Think: ambient, no-wave, drone.
The Orca Whale Song
Despite their name, orcas, or killer whales, are actually dolphins. Like many dolphins, they are sophisticated vocal learners. They communicate with grunts, sheiks, clicks, and snaps from their lower jaws. Their calls are complex and mystifying, but they seem to aid the orca in locating prey and mating. Research by the University of British Columbia’s Marine Mammal Research Unit concluded that one specific song in the orca repertoire changed in a traceable manner over the course of 12 years through contact with different orca pods. Meanwhile another song remained relatively static. Although the researchers could not precisely determine the function of the changing call, they note that “The patterns of call modification we observed cannot be explained by genetic differentiation.” This may suggest animal culture amongst the orcas. The orca song is energetic and jarring, with a surprising variety of sounds that are introduced, faded out and then reintroduced in surprising ways.

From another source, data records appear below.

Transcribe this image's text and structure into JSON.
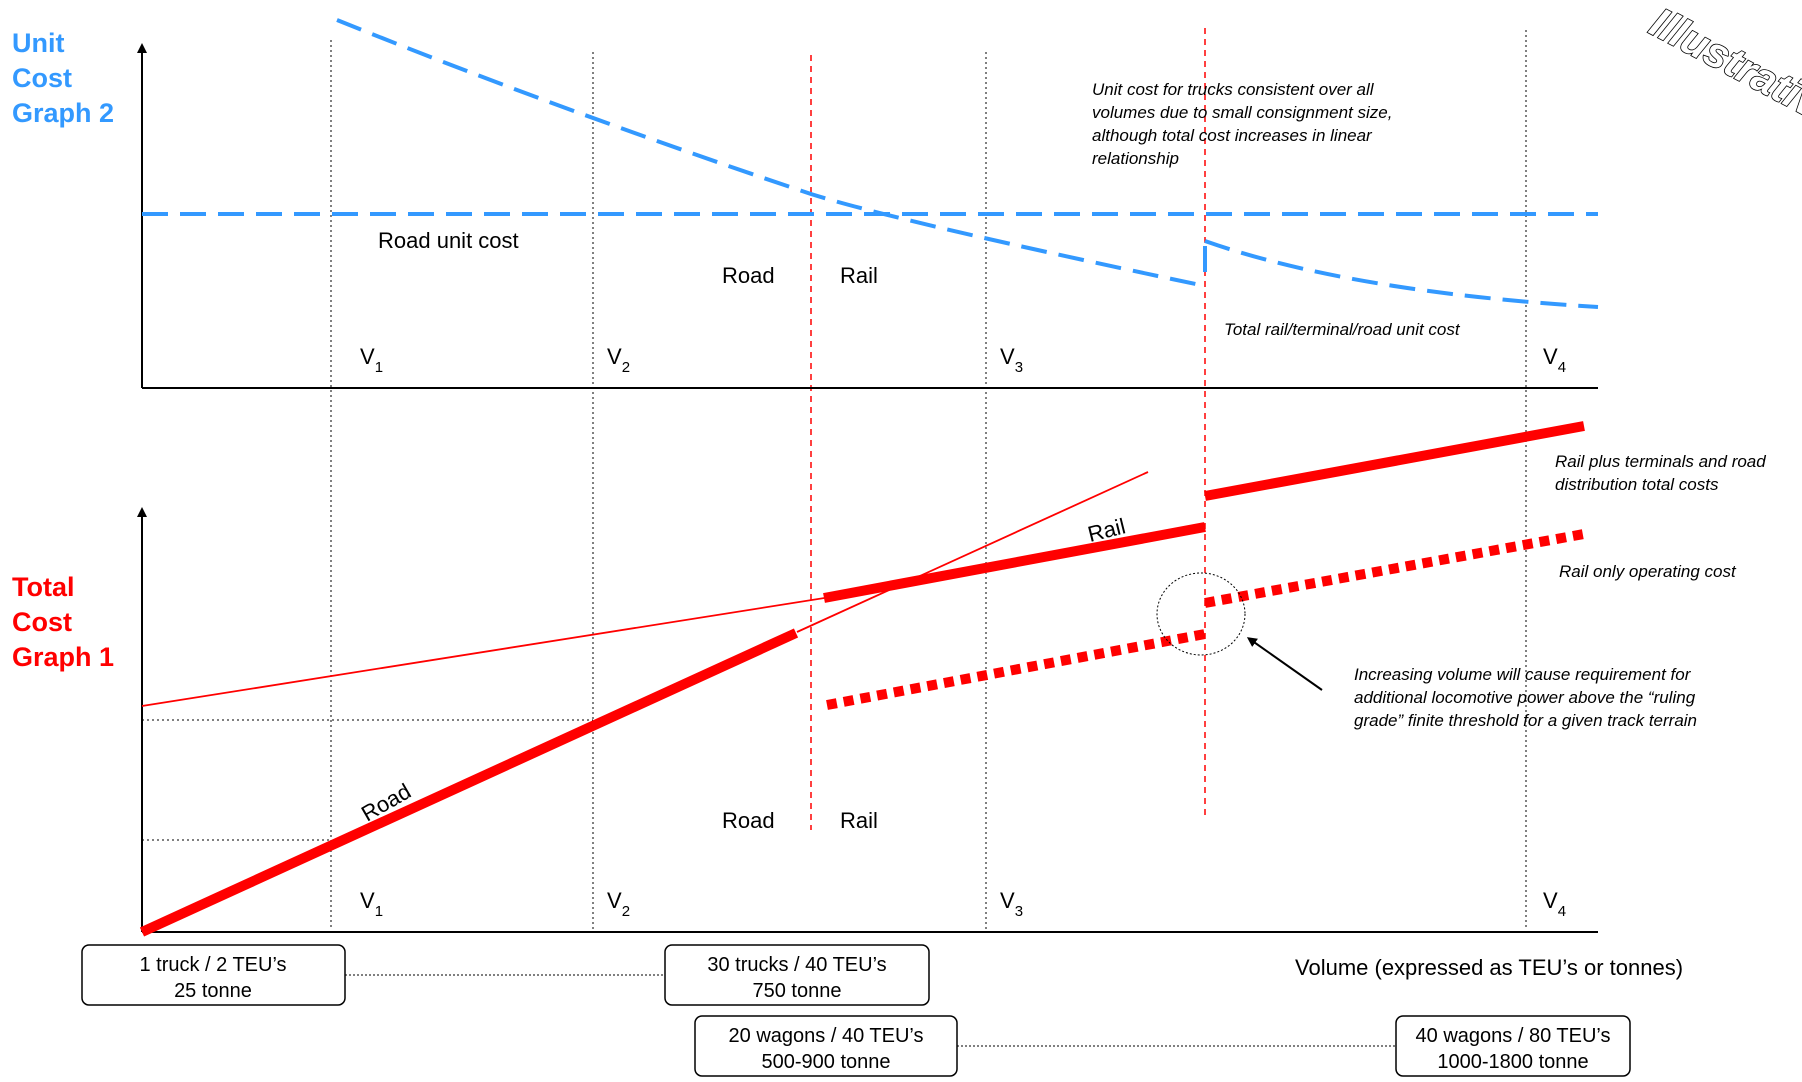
{
  "stamp": "Illustrative",
  "unit_graph": {
    "title_lines": [
      "Unit",
      "Cost",
      "Graph 2"
    ],
    "title_color": "#3399ff",
    "road_unit_cost_label": "Road unit cost",
    "road_label": "Road",
    "rail_label": "Rail",
    "truck_note_lines": [
      "Unit cost for trucks consistent over all",
      "volumes due to small consignment size,",
      "although total cost increases in linear",
      "relationship"
    ],
    "rail_total_note": "Total rail/terminal/road unit cost",
    "v_labels": [
      {
        "main": "V",
        "sub": "1"
      },
      {
        "main": "V",
        "sub": "2"
      },
      {
        "main": "V",
        "sub": "3"
      },
      {
        "main": "V",
        "sub": "4"
      }
    ]
  },
  "total_graph": {
    "title_lines": [
      "Total",
      "Cost",
      "Graph 1"
    ],
    "title_color": "#ff0000",
    "road_line_label": "Road",
    "rail_line_label": "Rail",
    "road_label": "Road",
    "rail_label": "Rail",
    "rail_plus_note_lines": [
      "Rail plus terminals and road",
      "distribution total costs"
    ],
    "rail_only_note": "Rail only operating cost",
    "increasing_note_lines": [
      "Increasing volume will cause requirement for",
      "additional locomotive power above the “ruling",
      "grade” finite threshold for a given track terrain"
    ],
    "v_labels": [
      {
        "main": "V",
        "sub": "1"
      },
      {
        "main": "V",
        "sub": "2"
      },
      {
        "main": "V",
        "sub": "3"
      },
      {
        "main": "V",
        "sub": "4"
      }
    ]
  },
  "x_axis_label": "Volume (expressed as TEU’s or tonnes)",
  "boxes": [
    {
      "line1": "1 truck / 2 TEU’s",
      "line2": "25 tonne"
    },
    {
      "line1": "30 trucks / 40 TEU’s",
      "line2": "750 tonne"
    },
    {
      "line1": "20 wagons / 40 TEU’s",
      "line2": "500-900 tonne"
    },
    {
      "line1": "40 wagons / 80 TEU’s",
      "line2": "1000-1800 tonne"
    }
  ],
  "colors": {
    "blue": "#3399ff",
    "red": "#ff0000",
    "axis": "#000000"
  }
}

Think: krautrock, industrial.
The 52Hz Whale Song
There’s one more whale that deserves special mention, whose species remains unknown. This whale, colloquially known as “52” has been heard but never seen. His call is consistently recorded at 52hz, a frequency higher than that of either the blue or the fin whale’s. Despite this discrepancy in frequency, his patterns of migration and the clustering of his calls indicate that he may be somehow related to either the blue or the fin. Scientists note that 52 appears every year in August before disappearing out of range of hydrophones in January. He has never been recorded with companions, leading many to speculate that he may be deformed, or hybridized, and thus unable to appeal to other whales. To my ears, the song bears a striking resemblance to one of the world's most melancholy sounds: the call of the mourning dove.

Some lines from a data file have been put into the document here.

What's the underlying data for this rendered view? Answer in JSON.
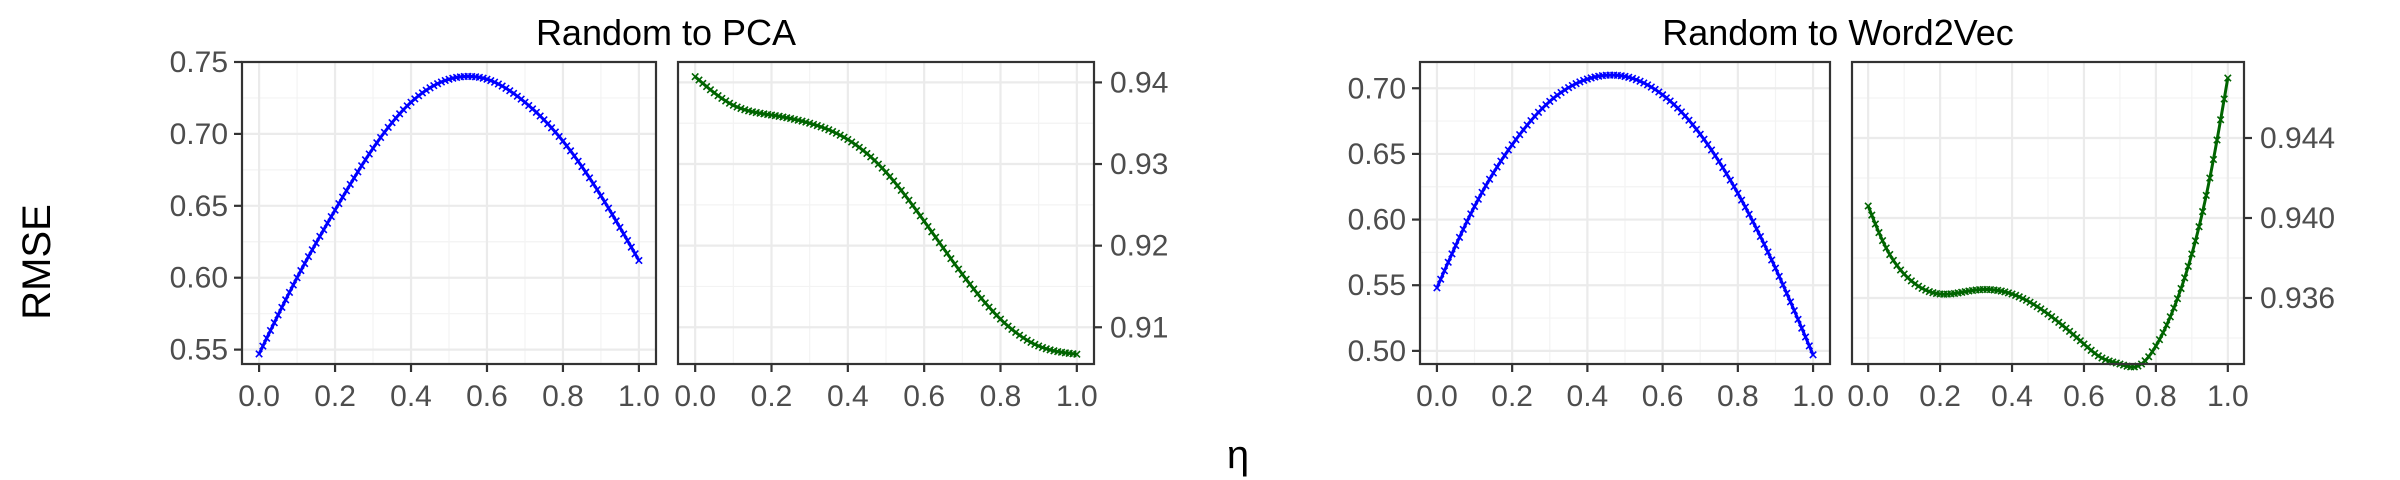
{
  "figure": {
    "y_axis_title": "RMSE",
    "x_axis_title": "η",
    "x_tick_labels": [
      "0.0",
      "0.2",
      "0.4",
      "0.6",
      "0.8",
      "1.0"
    ]
  },
  "colors": {
    "left_series": "#0000ff",
    "right_series": "#006400",
    "point_marker": "x"
  },
  "chart_data": [
    {
      "type": "line",
      "group_title": "Random to PCA",
      "panel": "left",
      "xlabel": "η",
      "ylabel": "RMSE",
      "xlim": [
        0.0,
        1.0
      ],
      "ylim": [
        0.54,
        0.75
      ],
      "y_ticks": [
        0.55,
        0.6,
        0.65,
        0.7,
        0.75
      ],
      "y_tick_labels": [
        "0.55",
        "0.60",
        "0.65",
        "0.70",
        "0.75"
      ],
      "y_axis_side": "left",
      "grid": true,
      "color": "#0000ff",
      "x": [
        0.0,
        0.1,
        0.2,
        0.3,
        0.4,
        0.5,
        0.55,
        0.6,
        0.7,
        0.8,
        0.9,
        1.0
      ],
      "y": [
        0.547,
        0.6,
        0.647,
        0.69,
        0.722,
        0.738,
        0.74,
        0.738,
        0.722,
        0.695,
        0.657,
        0.612
      ]
    },
    {
      "type": "line",
      "group_title": "Random to PCA",
      "panel": "right",
      "xlabel": "η",
      "ylabel": "RMSE",
      "xlim": [
        0.0,
        1.0
      ],
      "ylim": [
        0.9055,
        0.9425
      ],
      "y_ticks": [
        0.91,
        0.92,
        0.93,
        0.94
      ],
      "y_tick_labels": [
        "0.91",
        "0.92",
        "0.93",
        "0.94"
      ],
      "y_axis_side": "right",
      "grid": true,
      "color": "#006400",
      "x": [
        0.0,
        0.1,
        0.2,
        0.3,
        0.4,
        0.5,
        0.6,
        0.7,
        0.8,
        0.9,
        1.0
      ],
      "y": [
        0.9407,
        0.9372,
        0.936,
        0.935,
        0.933,
        0.929,
        0.923,
        0.9165,
        0.911,
        0.9077,
        0.9067
      ]
    },
    {
      "type": "line",
      "group_title": "Random to Word2Vec",
      "panel": "left",
      "xlabel": "η",
      "ylabel": "RMSE",
      "xlim": [
        0.0,
        1.0
      ],
      "ylim": [
        0.49,
        0.72
      ],
      "y_ticks": [
        0.5,
        0.55,
        0.6,
        0.65,
        0.7
      ],
      "y_tick_labels": [
        "0.50",
        "0.55",
        "0.60",
        "0.65",
        "0.70"
      ],
      "y_axis_side": "left",
      "grid": true,
      "color": "#0000ff",
      "x": [
        0.0,
        0.1,
        0.2,
        0.3,
        0.4,
        0.47,
        0.5,
        0.6,
        0.7,
        0.8,
        0.9,
        1.0
      ],
      "y": [
        0.548,
        0.61,
        0.657,
        0.69,
        0.707,
        0.71,
        0.709,
        0.695,
        0.665,
        0.62,
        0.563,
        0.497
      ]
    },
    {
      "type": "line",
      "group_title": "Random to Word2Vec",
      "panel": "right",
      "xlabel": "η",
      "ylabel": "RMSE",
      "xlim": [
        0.0,
        1.0
      ],
      "ylim": [
        0.9327,
        0.9478
      ],
      "y_ticks": [
        0.936,
        0.94,
        0.944
      ],
      "y_tick_labels": [
        "0.936",
        "0.940",
        "0.944"
      ],
      "y_axis_side": "right",
      "grid": true,
      "color": "#006400",
      "x": [
        0.0,
        0.05,
        0.1,
        0.2,
        0.3,
        0.4,
        0.5,
        0.6,
        0.65,
        0.7,
        0.75,
        0.8,
        0.85,
        0.9,
        0.95,
        1.0
      ],
      "y": [
        0.9406,
        0.9385,
        0.9372,
        0.9362,
        0.9364,
        0.9362,
        0.9352,
        0.9337,
        0.933,
        0.9327,
        0.9326,
        0.9336,
        0.9355,
        0.9382,
        0.942,
        0.947
      ]
    }
  ]
}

Whale songs depend on a clear channel of water for the transmission of sound. Unfortunately, as the ocean is increasingly traversed, trawled, and extracted, these clear channels are virtually disappearing. Ambient noise pollution is caused by a wide range of human activities including shipping, sonar, and natural resource extraction among others. When the ocean floor is surveyed for possible wells, for example, “air guns” are utilized to propel massive sonic waves that have been recorded at 240db. Towed behind commercial ships and often arranged in arrays of 48, these devices create air blasts that travel all the way to the ocean floor. Taken all together, practices such as these create not a medley, but a cacophony of industrial activity.
This cacophony has dire implications. Research has definitively linked military sonar exercises with the mass beaching of dolphins and whales. Scientists have discovered that many whales have taken to ‘shouting,’ or amplifying their call, while others have, disturbingly, stopped calling altogether. Given these startling discoveries, scientists have proposed measures to limit noise pollution. Researchers with the International Maritime Association have noted that the vast majority of shipping noise is generated by only 10 percent of the world’s commercial vessels, and have crafted new design standards to curb future vessel’s grumbling engines. The EU, meanwhile, has begun to legislate the production of oceanic noise. While practices like these have been slow to take hold, awareness of noise pollution seems to be on the rise. In the meantime, we can all do our part by staying informed and remembering that while the oceans are not our home, they do house some of the planets largest, most mysterious, and most endangered animals.